Tracking the ISS by hand at 100x with a small telescope? Not going to be good. With a bit of practice you can probably do it, but the results will be less than satisfying. All you will get is a few jiggly glimpses. The video ambush technique at least works.
Taking these numbers I created a few simulated eyepiece views in Photoshop.
First up is binoculars, a pair of common 7×35 glasses with a 5° field of view. Yes that little dot is the resulting image. Actually I was generous, the calculation resulted in an image of 0.6 pixels across at the image scale I used here. I blurred that slightly as the station is very bright.
The conclusion is that with binoculars the station is simply a dot of light with no resolvable features. No reasonable size binoculars is going to show much more, even a pair of 14x100mm I have access to and could try. At least with binoculars you have a chance to track the station by hand.

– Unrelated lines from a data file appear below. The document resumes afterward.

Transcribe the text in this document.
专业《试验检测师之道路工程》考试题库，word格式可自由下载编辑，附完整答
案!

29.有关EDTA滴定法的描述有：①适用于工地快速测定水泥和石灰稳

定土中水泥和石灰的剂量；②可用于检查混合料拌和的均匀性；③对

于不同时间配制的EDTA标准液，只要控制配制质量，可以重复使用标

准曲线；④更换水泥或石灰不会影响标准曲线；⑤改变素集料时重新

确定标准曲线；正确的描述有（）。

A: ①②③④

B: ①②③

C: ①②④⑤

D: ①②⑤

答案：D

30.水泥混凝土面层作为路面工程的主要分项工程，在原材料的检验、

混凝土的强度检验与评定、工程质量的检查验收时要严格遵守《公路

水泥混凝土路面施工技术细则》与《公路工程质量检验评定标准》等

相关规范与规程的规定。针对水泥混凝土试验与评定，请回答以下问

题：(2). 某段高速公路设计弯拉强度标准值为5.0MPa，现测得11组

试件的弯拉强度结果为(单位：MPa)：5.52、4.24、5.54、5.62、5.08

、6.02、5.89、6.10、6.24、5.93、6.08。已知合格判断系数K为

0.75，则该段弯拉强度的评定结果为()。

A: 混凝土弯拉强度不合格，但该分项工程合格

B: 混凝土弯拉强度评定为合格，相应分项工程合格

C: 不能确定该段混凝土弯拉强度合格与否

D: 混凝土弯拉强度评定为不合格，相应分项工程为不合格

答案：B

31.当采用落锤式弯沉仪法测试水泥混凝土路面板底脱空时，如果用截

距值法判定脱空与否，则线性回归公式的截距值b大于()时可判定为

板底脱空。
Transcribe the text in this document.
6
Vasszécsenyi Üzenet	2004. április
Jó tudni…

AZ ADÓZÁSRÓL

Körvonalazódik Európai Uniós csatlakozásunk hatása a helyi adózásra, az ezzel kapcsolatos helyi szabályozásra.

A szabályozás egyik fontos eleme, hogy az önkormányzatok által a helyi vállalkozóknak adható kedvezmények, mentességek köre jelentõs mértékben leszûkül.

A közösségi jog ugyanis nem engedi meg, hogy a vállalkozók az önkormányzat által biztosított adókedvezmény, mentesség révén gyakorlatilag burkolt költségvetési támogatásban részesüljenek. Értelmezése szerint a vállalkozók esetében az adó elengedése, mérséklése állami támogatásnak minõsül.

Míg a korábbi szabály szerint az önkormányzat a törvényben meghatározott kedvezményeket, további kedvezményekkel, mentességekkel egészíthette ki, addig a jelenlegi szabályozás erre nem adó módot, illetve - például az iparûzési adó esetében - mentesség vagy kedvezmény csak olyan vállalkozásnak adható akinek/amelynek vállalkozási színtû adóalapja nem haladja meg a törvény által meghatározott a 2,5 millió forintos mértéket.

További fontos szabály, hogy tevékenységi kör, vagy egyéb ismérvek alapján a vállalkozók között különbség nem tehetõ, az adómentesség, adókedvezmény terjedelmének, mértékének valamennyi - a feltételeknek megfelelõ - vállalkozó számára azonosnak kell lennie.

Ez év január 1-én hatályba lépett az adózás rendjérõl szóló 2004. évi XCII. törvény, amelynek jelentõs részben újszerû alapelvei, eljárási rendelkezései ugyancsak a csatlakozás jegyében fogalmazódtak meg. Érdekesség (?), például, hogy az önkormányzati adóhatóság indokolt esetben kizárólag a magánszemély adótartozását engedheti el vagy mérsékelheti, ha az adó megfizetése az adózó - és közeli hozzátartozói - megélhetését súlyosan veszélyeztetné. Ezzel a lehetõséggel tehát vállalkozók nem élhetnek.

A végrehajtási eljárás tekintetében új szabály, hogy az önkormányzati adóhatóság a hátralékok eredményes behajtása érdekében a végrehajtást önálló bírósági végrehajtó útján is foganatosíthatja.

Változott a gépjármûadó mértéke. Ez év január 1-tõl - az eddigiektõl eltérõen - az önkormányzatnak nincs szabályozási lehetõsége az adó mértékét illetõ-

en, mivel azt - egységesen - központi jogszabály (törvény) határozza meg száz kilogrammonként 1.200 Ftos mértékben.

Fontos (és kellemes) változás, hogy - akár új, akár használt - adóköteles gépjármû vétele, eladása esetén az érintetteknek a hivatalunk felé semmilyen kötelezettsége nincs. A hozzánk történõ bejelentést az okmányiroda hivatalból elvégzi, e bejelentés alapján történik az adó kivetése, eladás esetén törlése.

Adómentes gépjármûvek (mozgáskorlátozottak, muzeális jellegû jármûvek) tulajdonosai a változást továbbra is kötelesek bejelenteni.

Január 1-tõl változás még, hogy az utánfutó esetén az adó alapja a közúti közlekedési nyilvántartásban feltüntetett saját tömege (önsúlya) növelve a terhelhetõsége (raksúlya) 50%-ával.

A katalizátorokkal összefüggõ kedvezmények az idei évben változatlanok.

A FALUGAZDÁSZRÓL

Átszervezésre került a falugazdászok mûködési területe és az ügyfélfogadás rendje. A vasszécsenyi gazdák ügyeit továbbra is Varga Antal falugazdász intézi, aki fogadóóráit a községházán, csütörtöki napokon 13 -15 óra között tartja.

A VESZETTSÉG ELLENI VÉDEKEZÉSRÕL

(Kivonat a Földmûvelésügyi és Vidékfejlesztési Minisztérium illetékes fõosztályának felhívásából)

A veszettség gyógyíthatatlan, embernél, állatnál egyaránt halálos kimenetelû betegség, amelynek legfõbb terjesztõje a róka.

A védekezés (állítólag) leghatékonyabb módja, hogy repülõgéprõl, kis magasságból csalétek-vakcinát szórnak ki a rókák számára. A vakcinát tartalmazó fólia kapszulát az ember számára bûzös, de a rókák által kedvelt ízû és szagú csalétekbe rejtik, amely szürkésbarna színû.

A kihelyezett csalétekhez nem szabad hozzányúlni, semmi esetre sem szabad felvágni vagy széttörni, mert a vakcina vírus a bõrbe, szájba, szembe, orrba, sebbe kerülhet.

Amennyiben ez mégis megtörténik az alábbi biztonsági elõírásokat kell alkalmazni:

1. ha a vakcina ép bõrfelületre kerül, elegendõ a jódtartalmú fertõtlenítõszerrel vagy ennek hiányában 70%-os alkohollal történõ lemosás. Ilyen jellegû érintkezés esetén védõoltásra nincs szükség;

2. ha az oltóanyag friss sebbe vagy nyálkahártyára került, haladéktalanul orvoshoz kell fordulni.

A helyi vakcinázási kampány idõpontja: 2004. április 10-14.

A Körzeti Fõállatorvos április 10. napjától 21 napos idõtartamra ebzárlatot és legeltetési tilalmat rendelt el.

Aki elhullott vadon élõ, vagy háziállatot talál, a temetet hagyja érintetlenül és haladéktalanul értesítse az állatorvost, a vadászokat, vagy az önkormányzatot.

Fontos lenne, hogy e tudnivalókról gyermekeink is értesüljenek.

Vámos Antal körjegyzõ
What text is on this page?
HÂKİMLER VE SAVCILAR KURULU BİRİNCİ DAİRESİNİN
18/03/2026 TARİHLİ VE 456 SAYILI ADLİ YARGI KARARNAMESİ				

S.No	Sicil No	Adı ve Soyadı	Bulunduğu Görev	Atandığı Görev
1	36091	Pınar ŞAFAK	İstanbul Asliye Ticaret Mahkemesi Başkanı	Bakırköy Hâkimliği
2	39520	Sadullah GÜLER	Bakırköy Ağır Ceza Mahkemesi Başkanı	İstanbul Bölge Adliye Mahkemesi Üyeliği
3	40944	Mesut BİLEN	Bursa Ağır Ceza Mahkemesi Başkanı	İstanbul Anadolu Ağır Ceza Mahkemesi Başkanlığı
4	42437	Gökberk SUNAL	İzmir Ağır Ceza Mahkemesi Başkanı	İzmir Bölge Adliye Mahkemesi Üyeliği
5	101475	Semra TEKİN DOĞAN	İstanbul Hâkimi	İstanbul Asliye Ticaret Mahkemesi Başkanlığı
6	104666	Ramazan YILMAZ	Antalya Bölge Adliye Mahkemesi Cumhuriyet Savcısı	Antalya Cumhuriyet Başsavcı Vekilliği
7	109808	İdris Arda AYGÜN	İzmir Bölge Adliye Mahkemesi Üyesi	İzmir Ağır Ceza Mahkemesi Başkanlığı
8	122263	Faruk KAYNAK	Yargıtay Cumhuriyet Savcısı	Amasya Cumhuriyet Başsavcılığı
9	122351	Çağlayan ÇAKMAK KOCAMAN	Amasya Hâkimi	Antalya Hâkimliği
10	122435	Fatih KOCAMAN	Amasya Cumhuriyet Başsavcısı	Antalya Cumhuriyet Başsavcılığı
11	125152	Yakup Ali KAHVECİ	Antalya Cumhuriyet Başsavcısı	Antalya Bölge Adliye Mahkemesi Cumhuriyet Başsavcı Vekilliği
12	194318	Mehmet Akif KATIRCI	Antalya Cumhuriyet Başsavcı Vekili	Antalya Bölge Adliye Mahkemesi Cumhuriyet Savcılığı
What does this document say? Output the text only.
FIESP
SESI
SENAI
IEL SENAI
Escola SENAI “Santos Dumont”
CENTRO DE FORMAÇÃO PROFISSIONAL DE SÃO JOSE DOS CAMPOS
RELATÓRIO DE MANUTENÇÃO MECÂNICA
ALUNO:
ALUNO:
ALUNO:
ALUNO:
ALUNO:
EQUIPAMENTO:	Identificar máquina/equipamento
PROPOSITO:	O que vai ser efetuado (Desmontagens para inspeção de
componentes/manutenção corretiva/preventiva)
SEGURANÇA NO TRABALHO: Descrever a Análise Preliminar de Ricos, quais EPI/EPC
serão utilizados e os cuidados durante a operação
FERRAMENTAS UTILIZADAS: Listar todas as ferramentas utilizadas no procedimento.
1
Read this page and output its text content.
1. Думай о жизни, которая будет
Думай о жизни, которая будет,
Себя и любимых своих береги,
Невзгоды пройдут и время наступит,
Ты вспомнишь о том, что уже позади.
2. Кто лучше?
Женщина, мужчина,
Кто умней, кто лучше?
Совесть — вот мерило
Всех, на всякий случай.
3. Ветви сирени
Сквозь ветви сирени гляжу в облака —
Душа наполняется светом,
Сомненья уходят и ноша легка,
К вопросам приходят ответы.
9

The image I used is a NASA press release image of the ISS taken by Expedition 27 crew member Paolo Nespoli from the Soyuz TMA-20 following its undocking on May 23, 2011. I simply converted the image to greyscale, heavily blurred that and sized it as needed for each simulation.
Next up is a modest 100x view that could be easily managed with a small telescope. I assumed a standard Plössl eyepiece with a 50° apparent field resulting in a half degree field of view.
At this modest magnification a practiced amateur may be able to find and keep the station in view for a short while, but it would not be easy and the view quite jittery tracked by hand. At a mere six pixels across in this simulation there would not be much to see in the way of detail.
Of course the station could be tracked with a properly set up servo controlled mount. As this is a bit out of reach of a backyard amateur I exclude that capability in this discussion. I am not aware of any off-the-shelf commercial GOTO mount with this capability. Yes, again amateur astronomers have hacked together solutions that manage this feat, but the effort is considerable.
To be fair the human eye is very good at detecting fleeting detail in a momentary image. I expect that in practice a bit more detail might be seen than these simulated images suggest. These simulated images are only 300 pixels across to represent the eyepiece field. The resolution of the eye is a bit better than that.
The last simulation is at 400x. For this I calculated the view in a common 8″ SCT with a 2000mm focal length and a 5mm eyepiece to create a 400x view. The resulting field of view is about 0.1 degree or 6 arcminutes.
Finally a reasonable amount of detail begins to be visible. However, at this power tracking the station would be essentially impossible by hand.